UNHCR Ends Ivory Coast "Refugee" Status

FILE: A mutinous soldier holds an RPG grenade inside a military camp in the Ivory Coast's central second city Bouake, on May 15, 2017. Gunshots rang out early on May 15 in the Ivory Coast cities of Abidjan and Bouake amid a four-day-old mutiny.

The UN High Commissioner for Refugees has officially declared an end to refugee status for nationals of Ivory Coast, stating that the country has "turned the page" on bitter conflicts.

UNHCR's Pilippo Grandi told AFP Monday "The cessation of (refugee) status is a gesture that has legal value because the people who stay abroad are no longer refugees. But it also has an important symbolic value, because it indicates that the country has turned the page."

Speaking on World Refugee Day, Grandi described the move as "the last act of the end" of the crises that have wracked the west African country, culminating in serious post-electoral clashes in 2010-2011, when incumbent president Laurent Gbagbo refused to admit defeat at the polls by challenger Alassane Ouattara.

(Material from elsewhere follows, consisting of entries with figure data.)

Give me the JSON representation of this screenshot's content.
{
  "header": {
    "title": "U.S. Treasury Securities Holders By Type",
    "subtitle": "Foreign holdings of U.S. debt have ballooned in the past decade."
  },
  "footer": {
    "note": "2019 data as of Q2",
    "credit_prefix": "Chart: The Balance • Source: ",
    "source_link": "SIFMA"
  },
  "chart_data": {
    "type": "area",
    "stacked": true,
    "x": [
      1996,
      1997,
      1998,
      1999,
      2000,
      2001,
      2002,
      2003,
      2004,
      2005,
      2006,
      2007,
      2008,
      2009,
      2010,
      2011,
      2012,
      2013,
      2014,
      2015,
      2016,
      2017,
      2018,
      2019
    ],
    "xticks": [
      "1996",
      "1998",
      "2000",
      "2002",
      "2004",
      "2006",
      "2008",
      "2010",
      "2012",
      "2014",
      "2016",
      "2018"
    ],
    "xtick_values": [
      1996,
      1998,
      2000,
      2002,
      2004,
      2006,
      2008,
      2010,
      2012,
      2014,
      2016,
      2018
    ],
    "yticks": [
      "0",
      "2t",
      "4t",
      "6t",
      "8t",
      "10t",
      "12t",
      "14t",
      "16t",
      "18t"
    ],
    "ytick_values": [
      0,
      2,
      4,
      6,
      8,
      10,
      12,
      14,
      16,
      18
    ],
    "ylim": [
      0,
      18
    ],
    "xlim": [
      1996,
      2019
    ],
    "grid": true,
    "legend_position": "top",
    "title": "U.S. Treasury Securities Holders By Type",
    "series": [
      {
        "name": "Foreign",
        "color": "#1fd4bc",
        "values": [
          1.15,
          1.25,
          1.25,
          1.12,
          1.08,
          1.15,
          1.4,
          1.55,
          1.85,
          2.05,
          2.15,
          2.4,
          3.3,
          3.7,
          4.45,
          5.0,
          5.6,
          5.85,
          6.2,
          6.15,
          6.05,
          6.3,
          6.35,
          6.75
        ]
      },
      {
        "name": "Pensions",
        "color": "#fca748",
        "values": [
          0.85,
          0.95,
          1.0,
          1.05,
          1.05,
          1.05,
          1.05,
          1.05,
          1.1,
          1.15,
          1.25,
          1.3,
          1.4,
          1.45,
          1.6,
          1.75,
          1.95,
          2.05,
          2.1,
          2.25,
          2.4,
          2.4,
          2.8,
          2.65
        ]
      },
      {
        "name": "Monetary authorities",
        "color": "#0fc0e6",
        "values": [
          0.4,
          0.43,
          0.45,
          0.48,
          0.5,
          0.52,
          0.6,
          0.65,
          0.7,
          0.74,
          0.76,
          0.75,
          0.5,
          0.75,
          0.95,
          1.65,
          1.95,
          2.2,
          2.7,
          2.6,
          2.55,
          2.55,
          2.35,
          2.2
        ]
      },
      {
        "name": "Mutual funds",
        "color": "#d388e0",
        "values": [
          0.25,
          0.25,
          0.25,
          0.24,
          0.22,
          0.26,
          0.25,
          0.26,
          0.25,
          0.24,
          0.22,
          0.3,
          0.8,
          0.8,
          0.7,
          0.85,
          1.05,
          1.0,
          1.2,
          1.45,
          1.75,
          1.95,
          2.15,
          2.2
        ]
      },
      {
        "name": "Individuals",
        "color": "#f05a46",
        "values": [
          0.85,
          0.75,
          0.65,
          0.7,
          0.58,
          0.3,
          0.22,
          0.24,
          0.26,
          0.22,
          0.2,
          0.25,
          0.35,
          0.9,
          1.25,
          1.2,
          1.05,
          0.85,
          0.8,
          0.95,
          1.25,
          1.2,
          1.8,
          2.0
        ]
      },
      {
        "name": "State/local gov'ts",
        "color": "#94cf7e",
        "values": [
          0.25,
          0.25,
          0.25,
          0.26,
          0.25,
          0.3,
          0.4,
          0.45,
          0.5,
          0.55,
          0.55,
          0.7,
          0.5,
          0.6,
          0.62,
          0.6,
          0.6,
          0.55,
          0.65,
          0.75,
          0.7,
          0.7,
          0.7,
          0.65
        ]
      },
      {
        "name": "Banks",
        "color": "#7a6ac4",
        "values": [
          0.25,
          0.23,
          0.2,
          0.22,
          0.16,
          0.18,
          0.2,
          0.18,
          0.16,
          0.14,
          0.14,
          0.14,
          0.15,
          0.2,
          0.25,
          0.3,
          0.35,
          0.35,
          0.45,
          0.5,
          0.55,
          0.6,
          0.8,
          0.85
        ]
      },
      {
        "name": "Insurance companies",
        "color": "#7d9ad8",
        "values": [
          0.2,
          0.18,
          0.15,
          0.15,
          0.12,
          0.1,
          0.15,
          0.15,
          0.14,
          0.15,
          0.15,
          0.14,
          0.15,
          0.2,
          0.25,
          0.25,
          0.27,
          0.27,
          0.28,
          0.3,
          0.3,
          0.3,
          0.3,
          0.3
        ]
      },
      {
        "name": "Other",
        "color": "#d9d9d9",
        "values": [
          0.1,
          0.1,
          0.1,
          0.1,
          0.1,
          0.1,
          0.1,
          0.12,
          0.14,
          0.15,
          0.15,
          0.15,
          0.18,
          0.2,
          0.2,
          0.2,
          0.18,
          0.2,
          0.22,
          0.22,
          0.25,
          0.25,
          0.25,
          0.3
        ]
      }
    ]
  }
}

Fighting rocked the commercial capital Abidjan, some 3,000 people were killed and at least half a million people fled to safety, according to official agencies.

The lifting of refugee status by the UNHCR will take effect on June 30 and concerns a few tens of thousands of refugees who sought refuge in neighbouring countries during the conflict, Grandi said.

The UNHCR estimated in September last year that Ivorians had, with some exceptions, no cause to benefit any longer from international protection. Of 325,000 refugees, 310,000 have already returned voluntarily to their country, the commissioner added.

"Everywhere in the world we see rather the opposite. I came here to show the exception and to say that it is possible to do it if there is a political will," he said, at a time when the UNHCR has counted more than 100 million refugees or displaced people around the world.

Ivory Coast, the former economic hub of west Africa and still the world's leading cocoa producer, is engaged in a reconciliation process, marked in June 2021 by Gbagbo's return after the International Criminal Court acquitted him of crimes against humanity during the crisis.